Pourparlers Iran–États-Unis en Suisse : des avancées annoncées tandis que Téhéran maintient ses conditions sur Ormuz et le Liban
Source: APLes pourparlers Iran–États-Unis ont débuté à Lucerne, en Suisse, avec de premières avancées annoncées par les négociateurs. Si une détente temporaire se dessine autour du détroit d’Ormuz, Téhéran maintient que tout accord dépendra du respect des engagements pris sur la situation au Liban, les avoirs iraniens gelés et les exportations pétrolières.
La nouvelle phase de discussions entre l’Iran et les États-Unis s’est ouverte le 21 juin à Lucerne, en Suisse, dans un contexte marqué par la situation au Liban et par les tensions autour du détroit d’Ormuz. Les rencontres réunissent les délégations iranienne et américaine, avec une médiation assurée par le Qatar et le Pakistan.
Côté iranien, la délégation est conduite par Mohammad Bagher Ghalibaf. Elle comprend également le ministre des Affaires étrangères Abbas Araghtchi et le gouverneur de la Banque centrale Abdonaser Hemmati. Les représentants américains sont dirigés par le vice-président JD Vance. Côté américain, celui-ci a affirmé qu’un « grand progrès » avait été réalisé lors des négociations en Suisse.
JD Vance a aussi déclaré que l’ouverture du détroit d’Ormuz avait « déjà été accomplie ». Il a ajouté que Washington ne voulait pas revenir aux « anciennes approches » envers l’Iran, tout en n’excluant pas cette possibilité. Selon lui, des avancées ont également été observées ces derniers jours pour préserver le cessez-le-feu au Liban.
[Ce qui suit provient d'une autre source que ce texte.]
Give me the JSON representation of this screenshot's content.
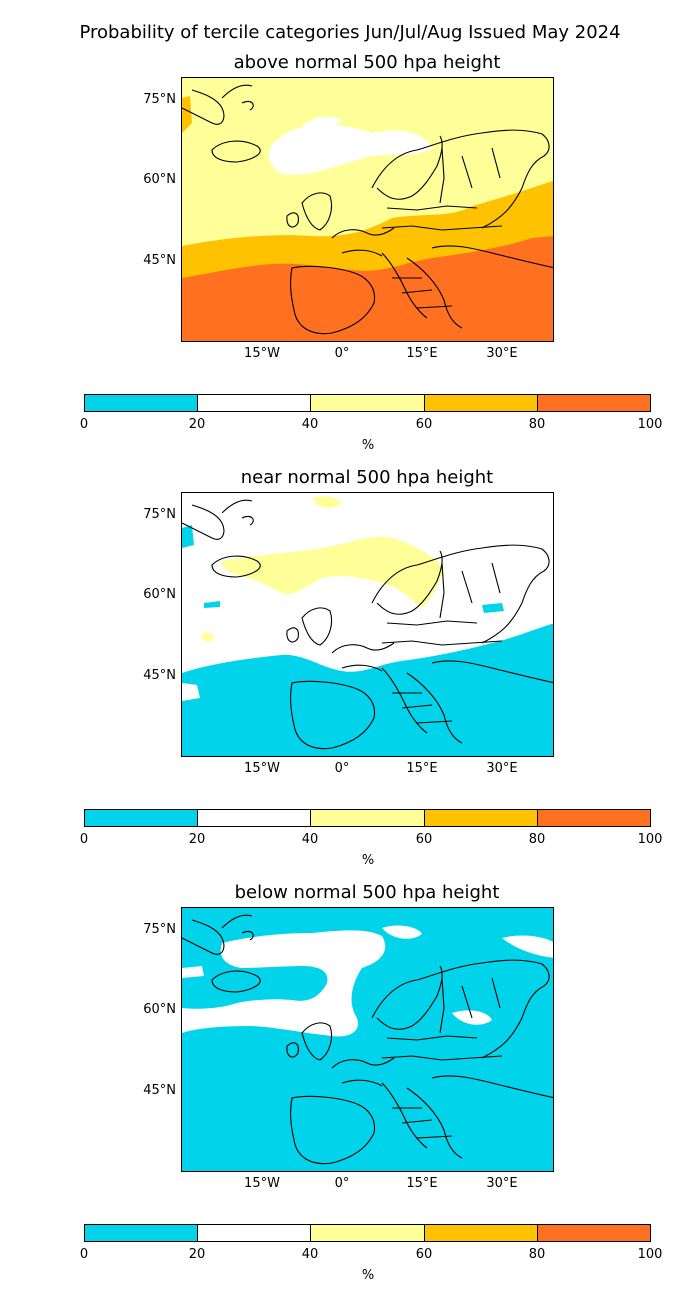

Ormuz : une évolution annoncée par la médiation pakistanaise
Une évolution concrète a ensuite été annoncée par la médiation pakistanaise. Le ministre pakistanais des Affaires étrangères Ishaq Dar a affirmé que l’Iran ne prélèvera pas de droits de transit sur les navires passant par le détroit d’Ormuz pendant une période de 60 jours. Le chef de la diplomatie pakistanaise a souligné que la situation dans le détroit devait « revenir à ce qu’elle était avant la guerre ».
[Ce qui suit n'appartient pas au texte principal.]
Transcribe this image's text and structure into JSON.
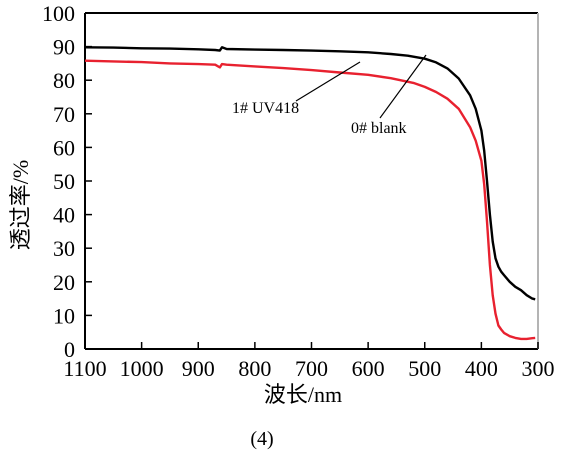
{
  "chart_data": {
    "type": "line",
    "xlabel": "波长/nm",
    "ylabel": "透过率/%",
    "caption": "(4)",
    "xlim": [
      1100,
      300
    ],
    "ylim": [
      0,
      100
    ],
    "x_ticks": [
      1100,
      1000,
      900,
      800,
      700,
      600,
      500,
      400,
      300
    ],
    "y_ticks": [
      0,
      10,
      20,
      30,
      40,
      50,
      60,
      70,
      80,
      90,
      100
    ],
    "grid": false,
    "series": [
      {
        "name": "0# blank",
        "color": "#000000",
        "x": [
          1100,
          1050,
          1000,
          950,
          900,
          870,
          862,
          858,
          850,
          800,
          750,
          700,
          650,
          600,
          560,
          530,
          500,
          480,
          460,
          440,
          420,
          410,
          400,
          395,
          390,
          385,
          380,
          375,
          370,
          365,
          360,
          350,
          340,
          330,
          320,
          310,
          305
        ],
        "y": [
          89.8,
          89.7,
          89.5,
          89.4,
          89.2,
          89.0,
          88.8,
          89.8,
          89.3,
          89.1,
          89.0,
          88.8,
          88.6,
          88.3,
          87.8,
          87.3,
          86.4,
          85.3,
          83.5,
          80.5,
          75.5,
          71.5,
          65.0,
          59.0,
          50.0,
          40.0,
          32.0,
          27.0,
          24.5,
          23.0,
          22.0,
          20.0,
          18.5,
          17.5,
          16.0,
          15.0,
          14.8
        ]
      },
      {
        "name": "1# UV418",
        "color": "#e8212f",
        "x": [
          1100,
          1050,
          1000,
          950,
          900,
          870,
          862,
          858,
          850,
          800,
          750,
          700,
          650,
          600,
          560,
          520,
          500,
          480,
          460,
          440,
          420,
          410,
          400,
          395,
          390,
          385,
          380,
          375,
          370,
          365,
          360,
          350,
          340,
          330,
          320,
          310,
          305
        ],
        "y": [
          85.8,
          85.6,
          85.4,
          85.0,
          84.8,
          84.6,
          83.8,
          84.8,
          84.6,
          84.1,
          83.6,
          83.0,
          82.3,
          81.6,
          80.6,
          79.2,
          78.0,
          76.5,
          74.5,
          71.5,
          66.0,
          62.0,
          56.0,
          49.0,
          38.0,
          25.0,
          16.0,
          10.5,
          7.0,
          5.8,
          4.8,
          3.8,
          3.3,
          3.0,
          3.0,
          3.2,
          3.3
        ]
      }
    ],
    "annotations": [
      {
        "text": "1# UV418",
        "series": "1# UV418"
      },
      {
        "text": "0# blank",
        "series": "0# blank"
      }
    ]
  }
}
Ishaq Dar a également indiqué que la Chine soutenait le maintien d’un passage libre des navires dans les deux sens à travers le détroit d’Ormuz, sans droits de transit. Cette précision renforce l’idée d’un retour provisoire au fonctionnement normal de cette voie maritime, même si la conclusion d’un accord final reste encore ouverte.
Les conditions maintenues par Téhéran
Avant ces dernières annonces, Téhéran avait rappelé ses conditions pour la réouverture du détroit d’Ormuz. L’Iran demandait le déblocage progressif d’une partie de ses avoirs à l’étranger, l’arrêt des combats sur tous les fronts, notamment au Liban, la levée complète des restrictions et l’autorisation des ventes de pétrole et de produits pétrochimiques iraniens.
Le porte-parole de la diplomatie iranienne, Esmaïl Baghaï, a insisté sur la nécessité d’appliquer d’abord les engagements déjà pris. L’Iran considère que la situation au Liban constitue le principal sujet des pourparlers, aux côtés des avoirs iraniens bloqués. Téhéran affirme que les discussions ne pourront pas avancer sans paix au Liban.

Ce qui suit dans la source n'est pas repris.